Nestes tempos difíceis, recordar a tradição das obras de misericórdia significa, em certo sentido, apreender a caridade como arte do encontro, como arte da relação, como arte de viver, mas significa sobretudo novo impulso de humanidade, para não permitir que o cinismo, a barbárie e a indiferença levem a melhor! Na verdade, “quantas situações de precaridade e sofrimento presentes no mundo atual (…) Não nos deixemos cair na indiferença que humilha, na habituação, que anestesia o espírito (…)
COM ALEGRIA
“A misericórdia não é, pois, uma realidade de sentido único. Envolve-nos a todos: como destinatários e atores” E, num caso, como noutro, ela é sempre fonte de alegria, ela é mesmo “a razão da alegria que o evangelho suscita em nós”.

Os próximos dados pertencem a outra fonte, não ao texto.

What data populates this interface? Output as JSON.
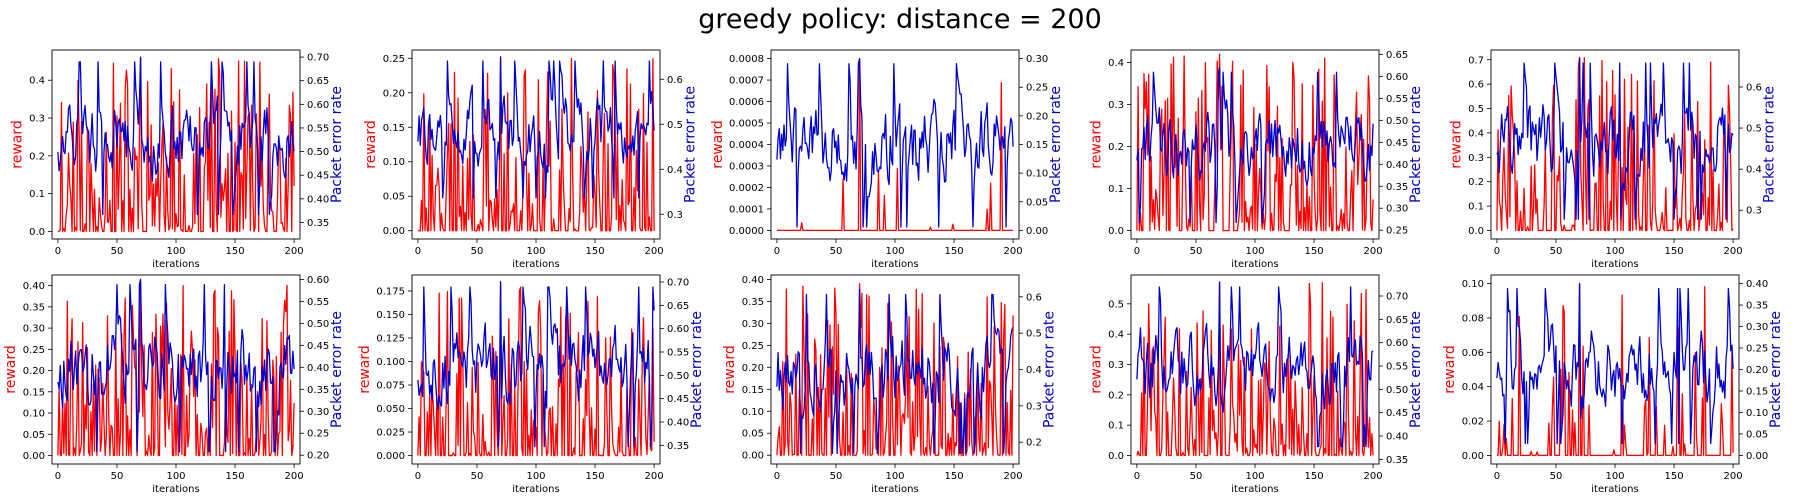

Bem vistas as coisas, a misericórdia alegra e liberta quem a põe em prática, ainda antes de quem dela beneficia. Fazer o bem também é fazer bem a si próprio. Fazer o bem contribui para o bem-estar da pessoa. Este é um dos sentidos do refrão bíblico: «Faz isto e viverás» (cf. Lv 18,5; Dt 4,1; 5,29; 6,24; Lc 10,28; etc.). Em suma, na obediência ao mandamento divino, encontrarás vida e felicidade, encontrar-te-ás a ti próprio. «Amarás o teu próximo como a ti mesmo» (Lv 19,18; Mt 19,19), ou seja, amando o outro, amar-te-ás a ti próprio e descobrirás que o teu verdadeiro «ti mesmo» é aquele que ousas amar. Trata-se, portanto de “uma obrigação portadora de felicidade, uma vez que abre para
a bem-aventurança, já vivida no tempo”. São gestos simples e concretos, que enchem o coração de alegria e oferecem verdadeira consolação.
Acompanhem-nos, pois, nesta longa e bela caminhada,as palavras luminosas do Apóstolo Paulo, quando nos diz: «quem pratica a misericórdia, faça-o com alegria» (Rm.12,8). Jesus proclamou-o e nós podemos experimentá-lo: “Felizes os misericordiosos” (Mt.5,7).
Como concretizar então este objetivo de “valorizar a formação sobre as obras de misericórdia, traduzidas e concretizadas, para hoje, em resposta às exigências do nosso tempo e aos desafios das novas formas de pobreza” (PDP, 2015, p.31)? Sugerimos fazê-lo deste modo:
VALORIZAR E PRATICAR UMA OBRA DE MISERICÓRDIA,POR SEMANA.
AS OBRAS DE MISERICÓRDIA CORPORAIS
Mt.25; Tob.1,16-18; São Tomás de Aquino S.T.II-II, q.32,a.2,ad 1; GS 27; cf. CIC 2447-2448; EG 197; MV15
Pobreza física ou económica, individual ou estrutural:
1. Dar de comer a quem tem fome– Mt.25,35: CV 27 [a relacionar com as questões da fome e da má nutrição ou desnutrição];
2. Dar de beber a quem tem sede– Mt.25,35: CV27; LS 30 [a relacionar com a tortura da sede e a falta de água potável];
3. Vestir os nusMt.25,36 [a relacionar com o cuidado dos sem-abrigo e das crianças da rua…];
4. Dar pousada aos peregrinos – Mt.25,35; Regra de S. Bento nº 53, 6 [a relacionar com as questões da Hospitalidade e acolhimento de estrangeiros e refugiados…];
Pobreza relacional e social:
5. Assistir aos enfermos– Mt.25,36 [a relacionar com as questões da visita e acompanhamento dos doentes, da humanização da saúde e da necessidade de “enfaixar as feridas com a misericórdia”];
6. Visitar os presos– Mt.25,36 [a relacionar com a humanização das prisões, o acompanhamento das famílias com reclusos, os problemas da reintegração dos ex-reclusos / dos presos políticos ou religiosos];
7. Enterrar os mortos– Tb.1,17; 12,12ss [a relacionar com as questões do tratamento e da celebração cristã da morte e do acompanhamento das pessoas feridas pelo luto e ainda com as questões ligadas à cremação).